9. COMPUTATIONS REPORTED IN THE TEXT

The .do files also compute statistics that are reported in the text or footnotes, outside of tables or figures.

These statistics are listed below along with the relevant code locations.
	
	- "Assuming that all loans from friends are within-caste, borrowing from relatives and friends 
	would account for 84% of all borrowing from relatives, friends, and caste members. If just 
	one-third of borrowing from friends is within-caste, relatives and friends together would 
	still account for 64%."
	Based on numbers in reds_terms_of_loan.xlsx.
	1_reds.do, lines 120-146 discuss the computation.
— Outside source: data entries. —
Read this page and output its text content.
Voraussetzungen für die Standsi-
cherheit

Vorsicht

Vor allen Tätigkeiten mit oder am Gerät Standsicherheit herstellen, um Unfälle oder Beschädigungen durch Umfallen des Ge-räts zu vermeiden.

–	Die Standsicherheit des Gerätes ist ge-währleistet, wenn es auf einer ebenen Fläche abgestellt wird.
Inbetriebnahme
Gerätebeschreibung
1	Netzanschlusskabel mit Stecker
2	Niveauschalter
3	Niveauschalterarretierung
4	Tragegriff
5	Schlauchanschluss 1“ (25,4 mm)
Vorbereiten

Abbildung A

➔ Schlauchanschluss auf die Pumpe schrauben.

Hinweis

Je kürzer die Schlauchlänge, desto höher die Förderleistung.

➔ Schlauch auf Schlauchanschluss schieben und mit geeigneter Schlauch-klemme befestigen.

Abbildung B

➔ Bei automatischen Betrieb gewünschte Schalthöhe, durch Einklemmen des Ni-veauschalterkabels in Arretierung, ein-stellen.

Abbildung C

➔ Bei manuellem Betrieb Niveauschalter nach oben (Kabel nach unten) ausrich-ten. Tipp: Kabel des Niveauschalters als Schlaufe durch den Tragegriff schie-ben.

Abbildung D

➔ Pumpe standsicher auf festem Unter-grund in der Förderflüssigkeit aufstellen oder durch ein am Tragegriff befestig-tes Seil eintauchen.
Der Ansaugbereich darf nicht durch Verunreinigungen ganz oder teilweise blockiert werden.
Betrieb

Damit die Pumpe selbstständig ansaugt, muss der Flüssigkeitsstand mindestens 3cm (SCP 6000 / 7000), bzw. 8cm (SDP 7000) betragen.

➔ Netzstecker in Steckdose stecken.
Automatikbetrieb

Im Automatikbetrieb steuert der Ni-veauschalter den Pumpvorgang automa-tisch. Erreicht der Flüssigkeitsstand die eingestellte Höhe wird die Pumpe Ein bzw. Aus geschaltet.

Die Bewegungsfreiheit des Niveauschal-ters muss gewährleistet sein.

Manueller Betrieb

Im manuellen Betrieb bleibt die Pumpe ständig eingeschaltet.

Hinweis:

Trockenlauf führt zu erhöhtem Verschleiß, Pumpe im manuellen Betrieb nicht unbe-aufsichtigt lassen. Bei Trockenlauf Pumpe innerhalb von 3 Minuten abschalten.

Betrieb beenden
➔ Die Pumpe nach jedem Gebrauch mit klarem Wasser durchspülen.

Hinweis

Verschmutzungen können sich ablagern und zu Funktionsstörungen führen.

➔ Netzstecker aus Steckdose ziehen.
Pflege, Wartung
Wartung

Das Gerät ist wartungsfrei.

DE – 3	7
	- "Although not explicitly indicated in the REDS data, some loans from other non-institutional 
	sources, such as employers or landlords, may also be within-caste. Even under the extreme assumption 
	that all such loans are within-caste, borrowing from relatives and friends would account for a 
	majority of borrowing from relatives, friends, caste members, and other non-institutional 
	sources--52% if only a third of borrowing from friends is within-caste, and 69% if all borrowing
	from friends is within-caste."
	Based on numbers in reds_terms_of_loan.xlsx.
	1_reds.do, lines 120-146 discuss the computation.

	
	- "In terms of volume, loans from relatives comprised over 13% of total household debt from all 
	sources recorded int he REDS. Loans from friends accounted for just under 10%, and loans from 
	other caste members about 3%."
	1_reds.do, line 304.

	- "The 1999 REDS interviewed 7,474 households from 253 villages across 16 states in India."
	1_reds.do, lines 24-26.


	- "Households that borrow from friends, relatives or caste members are also more likely to 
	receive gifts."
	1_reds.do, line 287.


	- "It does, however, provide a panel with a larger sample, including nearly 6,000 households 
	from Telangana alone."
	Based on sample size reported in Table S8.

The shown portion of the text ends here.